“Niemand im Iran mag dieses Mullah-Regime”

Der Luxemburger Romancier Guy Helminger hat den Iran besucht und schildert in der “Welt” seine Eindrücke aus Teheran: “(…) viel lässt einen (…) nicht an eine islamische Republik denken. Weder gibt es hier unzählige Moscheen, die ins Auge stechen würden, noch ist der Ruf der Muezzine zu hören. Bis ich meinen ersten Mullah sah, verging immerhin eine ganze Woche.”

Man wünscht sich, dass dies auch von Leuten zur Kenntnis genommen wird, die in deutschen Medien als politische Iran-Kommentatoren zu Wort kommen. Anders als Helminger jedoch glaubt, sind Schilderungen, wie er sie liefert, keinesfalls eine Seltenheit. Ob GEO, ZDF oder FAZ: Reportagen, die vom Alltag im Iran handeln, zeichnen korrekterweise stets das Bild von einer Gesellschaft, die alles andere als fromm und antiwestlich ist.

Dennoch ist man natürlich für jede weitere Facette dankbar. Über die Jugendlichen berichten Iran-Reisende besonders gerne, und auch Helminger hat wie so viele vor ihm die Erfahrung gemacht, dass den Mullahs die Felle davonschwimmen:

(…) die meisten von ihnen haben mit Religion sowieso nichts mehr am Hut. Aufgewachsen unter der islamischen Staatsdoktrin, fühlen sie mehr die Restriktionen und Verbote als die Güte Allahs. Im Iran sprechen die Intellektuellen bereits von der Religionsflucht einer ganzen Generation.
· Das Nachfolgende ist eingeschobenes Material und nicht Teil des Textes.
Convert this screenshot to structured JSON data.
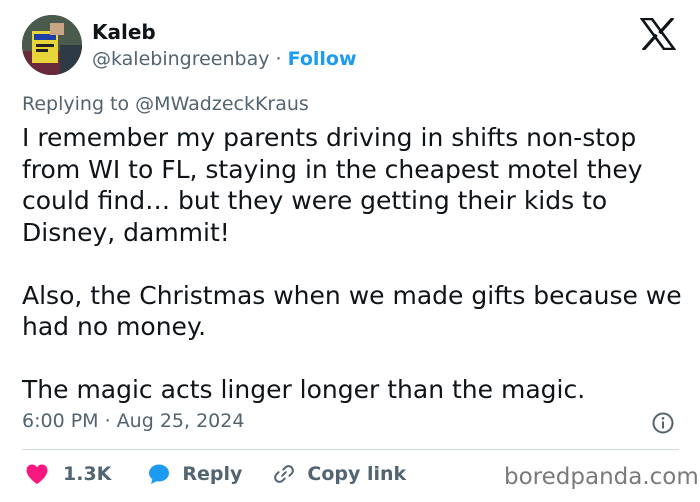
{
  "author": {
    "name": "Kaleb",
    "handle": "@kalebingreenbay",
    "separator": "·",
    "follow_label": "Follow"
  },
  "reply": {
    "prefix": "Replying to",
    "target": "@MWadzeckKraus"
  },
  "tweet": {
    "paragraphs": [
      "I remember my parents driving in shifts non-stop from WI to FL, staying in the cheapest motel they could find… but they were getting their kids to Disney, dammit!",
      "Also, the Christmas when we made gifts because we had no money.",
      "The magic acts linger longer than the magic."
    ],
    "timestamp": "6:00 PM · Aug 25, 2024"
  },
  "actions": {
    "likes": "1.3K",
    "reply_label": "Reply",
    "copy_label": "Copy link"
  },
  "watermark": "boredpanda.com",
  "icons": {
    "brand": "x-logo-icon",
    "info": "info-icon",
    "like": "heart-icon",
    "reply": "speech-bubble-icon",
    "copy": "link-icon"
  },
  "colors": {
    "link": "#1d9bf0",
    "like": "#f91880",
    "secondary_text": "#536471",
    "primary_text": "#0f1419"
  }
}
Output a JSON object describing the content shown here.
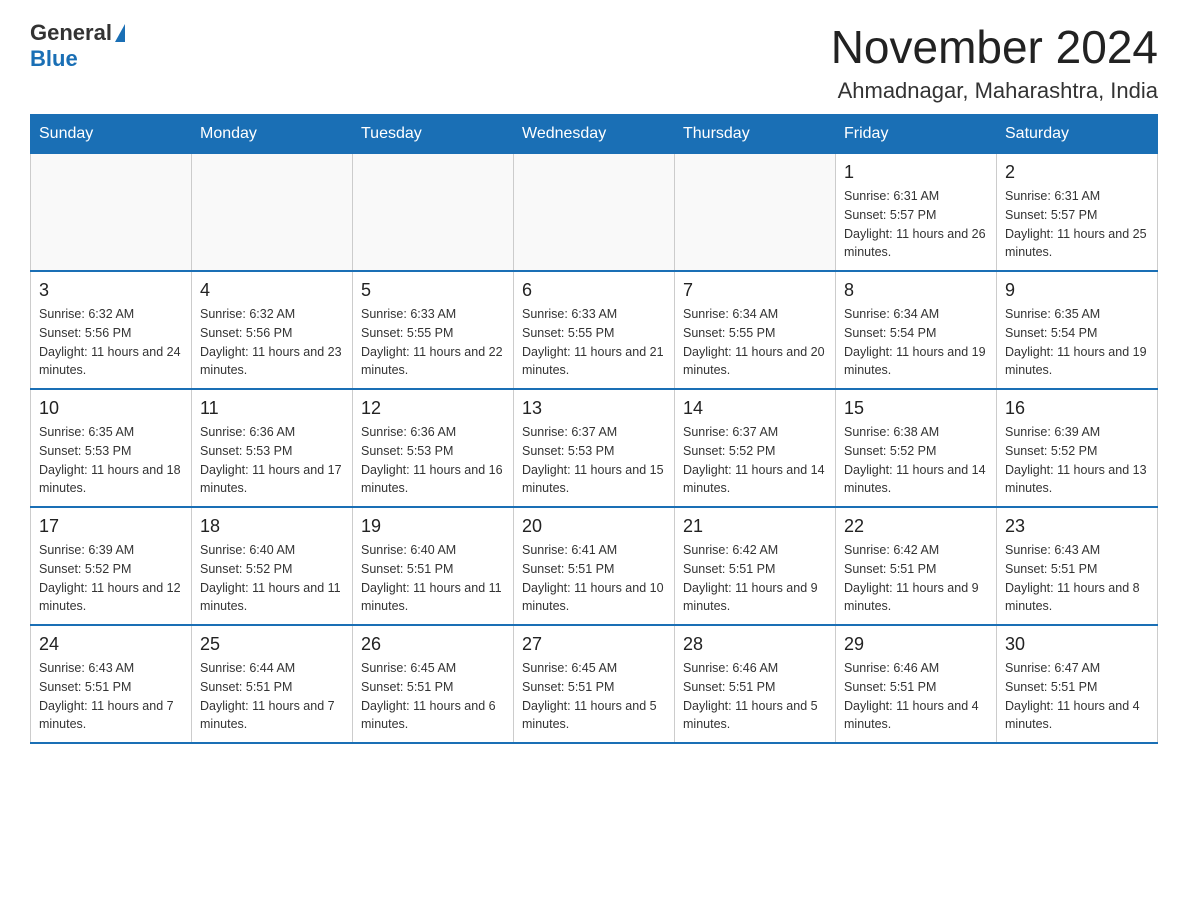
{
  "header": {
    "logo_general": "General",
    "logo_blue": "Blue",
    "month_title": "November 2024",
    "location": "Ahmadnagar, Maharashtra, India"
  },
  "days_of_week": [
    "Sunday",
    "Monday",
    "Tuesday",
    "Wednesday",
    "Thursday",
    "Friday",
    "Saturday"
  ],
  "weeks": [
    [
      {
        "day": "",
        "info": ""
      },
      {
        "day": "",
        "info": ""
      },
      {
        "day": "",
        "info": ""
      },
      {
        "day": "",
        "info": ""
      },
      {
        "day": "",
        "info": ""
      },
      {
        "day": "1",
        "info": "Sunrise: 6:31 AM\nSunset: 5:57 PM\nDaylight: 11 hours and 26 minutes."
      },
      {
        "day": "2",
        "info": "Sunrise: 6:31 AM\nSunset: 5:57 PM\nDaylight: 11 hours and 25 minutes."
      }
    ],
    [
      {
        "day": "3",
        "info": "Sunrise: 6:32 AM\nSunset: 5:56 PM\nDaylight: 11 hours and 24 minutes."
      },
      {
        "day": "4",
        "info": "Sunrise: 6:32 AM\nSunset: 5:56 PM\nDaylight: 11 hours and 23 minutes."
      },
      {
        "day": "5",
        "info": "Sunrise: 6:33 AM\nSunset: 5:55 PM\nDaylight: 11 hours and 22 minutes."
      },
      {
        "day": "6",
        "info": "Sunrise: 6:33 AM\nSunset: 5:55 PM\nDaylight: 11 hours and 21 minutes."
      },
      {
        "day": "7",
        "info": "Sunrise: 6:34 AM\nSunset: 5:55 PM\nDaylight: 11 hours and 20 minutes."
      },
      {
        "day": "8",
        "info": "Sunrise: 6:34 AM\nSunset: 5:54 PM\nDaylight: 11 hours and 19 minutes."
      },
      {
        "day": "9",
        "info": "Sunrise: 6:35 AM\nSunset: 5:54 PM\nDaylight: 11 hours and 19 minutes."
      }
    ],
    [
      {
        "day": "10",
        "info": "Sunrise: 6:35 AM\nSunset: 5:53 PM\nDaylight: 11 hours and 18 minutes."
      },
      {
        "day": "11",
        "info": "Sunrise: 6:36 AM\nSunset: 5:53 PM\nDaylight: 11 hours and 17 minutes."
      },
      {
        "day": "12",
        "info": "Sunrise: 6:36 AM\nSunset: 5:53 PM\nDaylight: 11 hours and 16 minutes."
      },
      {
        "day": "13",
        "info": "Sunrise: 6:37 AM\nSunset: 5:53 PM\nDaylight: 11 hours and 15 minutes."
      },
      {
        "day": "14",
        "info": "Sunrise: 6:37 AM\nSunset: 5:52 PM\nDaylight: 11 hours and 14 minutes."
      },
      {
        "day": "15",
        "info": "Sunrise: 6:38 AM\nSunset: 5:52 PM\nDaylight: 11 hours and 14 minutes."
      },
      {
        "day": "16",
        "info": "Sunrise: 6:39 AM\nSunset: 5:52 PM\nDaylight: 11 hours and 13 minutes."
      }
    ],
    [
      {
        "day": "17",
        "info": "Sunrise: 6:39 AM\nSunset: 5:52 PM\nDaylight: 11 hours and 12 minutes."
      },
      {
        "day": "18",
        "info": "Sunrise: 6:40 AM\nSunset: 5:52 PM\nDaylight: 11 hours and 11 minutes."
      },
      {
        "day": "19",
        "info": "Sunrise: 6:40 AM\nSunset: 5:51 PM\nDaylight: 11 hours and 11 minutes."
      },
      {
        "day": "20",
        "info": "Sunrise: 6:41 AM\nSunset: 5:51 PM\nDaylight: 11 hours and 10 minutes."
      },
      {
        "day": "21",
        "info": "Sunrise: 6:42 AM\nSunset: 5:51 PM\nDaylight: 11 hours and 9 minutes."
      },
      {
        "day": "22",
        "info": "Sunrise: 6:42 AM\nSunset: 5:51 PM\nDaylight: 11 hours and 9 minutes."
      },
      {
        "day": "23",
        "info": "Sunrise: 6:43 AM\nSunset: 5:51 PM\nDaylight: 11 hours and 8 minutes."
      }
    ],
    [
      {
        "day": "24",
        "info": "Sunrise: 6:43 AM\nSunset: 5:51 PM\nDaylight: 11 hours and 7 minutes."
      },
      {
        "day": "25",
        "info": "Sunrise: 6:44 AM\nSunset: 5:51 PM\nDaylight: 11 hours and 7 minutes."
      },
      {
        "day": "26",
        "info": "Sunrise: 6:45 AM\nSunset: 5:51 PM\nDaylight: 11 hours and 6 minutes."
      },
      {
        "day": "27",
        "info": "Sunrise: 6:45 AM\nSunset: 5:51 PM\nDaylight: 11 hours and 5 minutes."
      },
      {
        "day": "28",
        "info": "Sunrise: 6:46 AM\nSunset: 5:51 PM\nDaylight: 11 hours and 5 minutes."
      },
      {
        "day": "29",
        "info": "Sunrise: 6:46 AM\nSunset: 5:51 PM\nDaylight: 11 hours and 4 minutes."
      },
      {
        "day": "30",
        "info": "Sunrise: 6:47 AM\nSunset: 5:51 PM\nDaylight: 11 hours and 4 minutes."
      }
    ]
  ]
}
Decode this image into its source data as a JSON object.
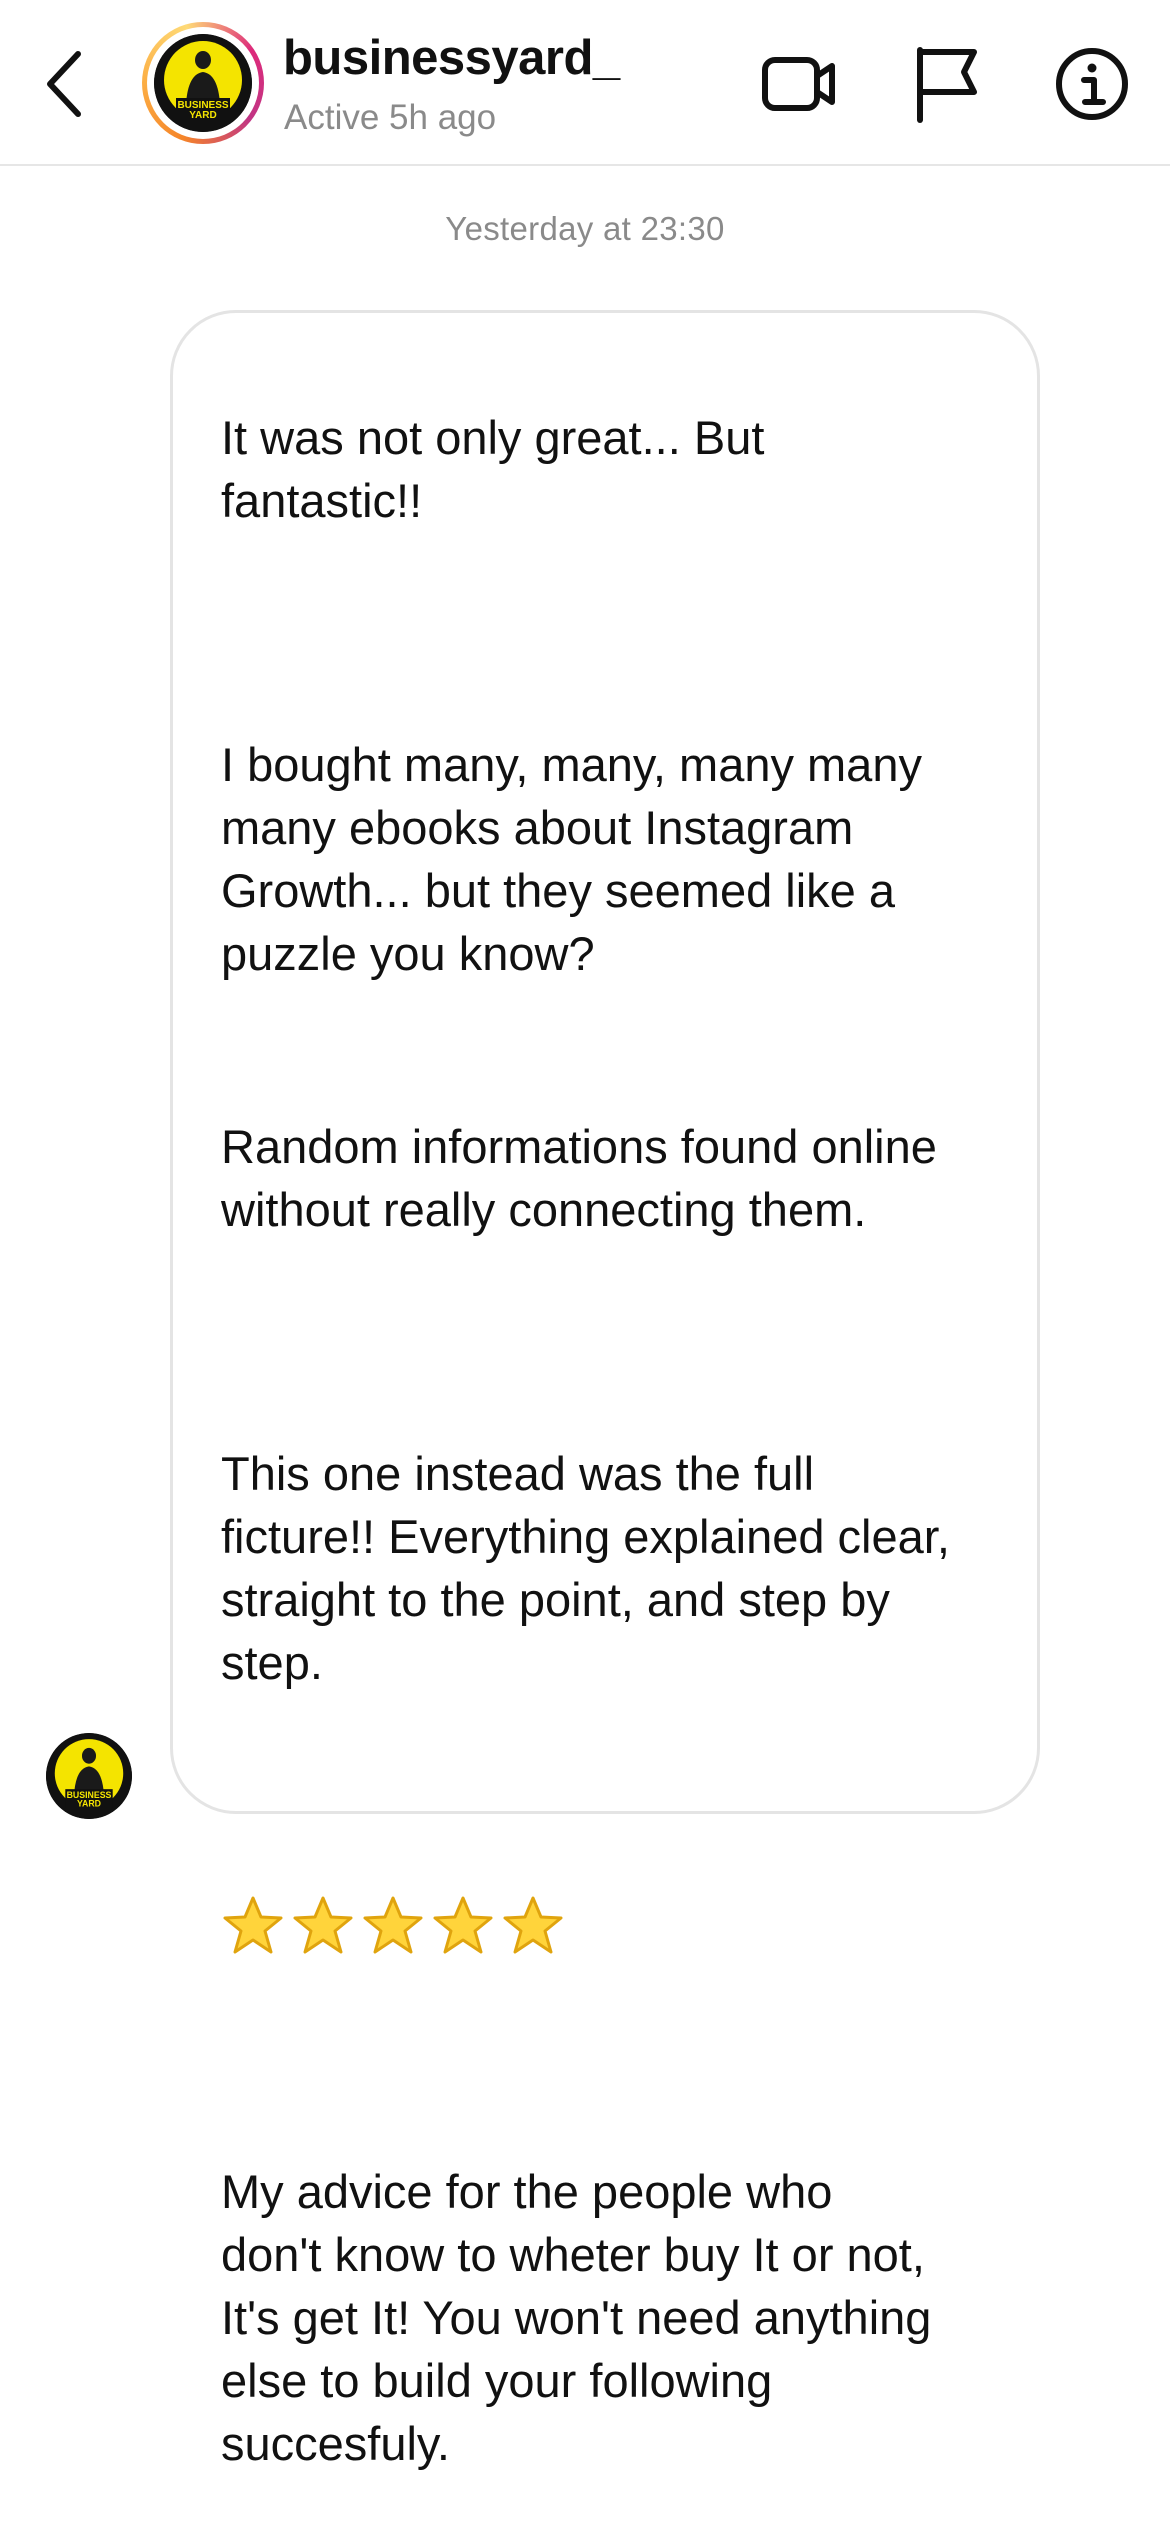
{
  "header": {
    "username": "businessyard_",
    "status": "Active 5h ago",
    "avatar_logo_text": [
      "BUSINESS",
      "YARD"
    ],
    "icons": [
      "back-chevron-icon",
      "video-call-icon",
      "flag-report-icon",
      "info-icon"
    ]
  },
  "thread": {
    "timestamp": "Yesterday at 23:30"
  },
  "message": {
    "paragraph_1": "It was not only great... But\nfantastic!!",
    "paragraph_2": "I bought many, many, many many\nmany ebooks about Instagram\nGrowth...  but they seemed like a\npuzzle you know?",
    "paragraph_3": "Random informations found online\nwithout really connecting them.",
    "paragraph_4": "This one instead was the full\nficture!! Everything explained clear,\nstraight to the point, and step by\nstep.",
    "rating_stars": 5,
    "paragraph_5": "My advice for the people who\ndon't know to wheter buy It or not,\nIt's get It! You won't need anything\nelse to build your following\nsuccesfuly."
  },
  "colors": {
    "star_fill": "#FFD43B",
    "star_stroke": "#E0A40E",
    "avatar_yellow": "#F4E400",
    "muted_text": "#8a8a8a",
    "bubble_border": "#e4e4e4"
  }
}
Aus eigenen Quellen weiss ich, dass die Menschen im Iran sich schon längst nicht mehr nur hinter vorgehaltener Hand gegen die Diktatur äussern. Beispielhaft dafür ist folgende Episode, die Helminger widerfahren ist:

In Isfahan legte mir ein etwa fünfzigjähriger Mann die Hand von hinten auf die Schulter und erklärte mir aufgeregt und in gebrochenem Englisch, dass ich seinem Volk helfen müsse. Er wisse nicht, ob ich Journalist sei, aber ich solle in den Zeitungen meines Landes schreiben, dass niemand im Iran dieses Mullah-Regime möge, das müsse ich ihm versprechen.

Soweit – so wenig überraschend. Wie gesagt, Stimmungsreportagen dieser Art gibt es viele. Wofür man Helminger aber wirklich dankbar sein muss, ist die Tatsache, dass er das Verhalten der Bevölkerung nicht als Argument FÜR das Regime missbraucht.

Für Irankommentatoren ist es DER Kardinalfehler: Sie kommen in den Iran, bemerken dort, wie weltlich-konsumfreudig das Leben zugeht und gelangen zu dem Fehlschluss, dass das Land zwar einerseits eine Theokratie ist, andererseits aber wohl zu den liberalsten Staaten im Nahen Osten zählen müsse. Und das ist falsch!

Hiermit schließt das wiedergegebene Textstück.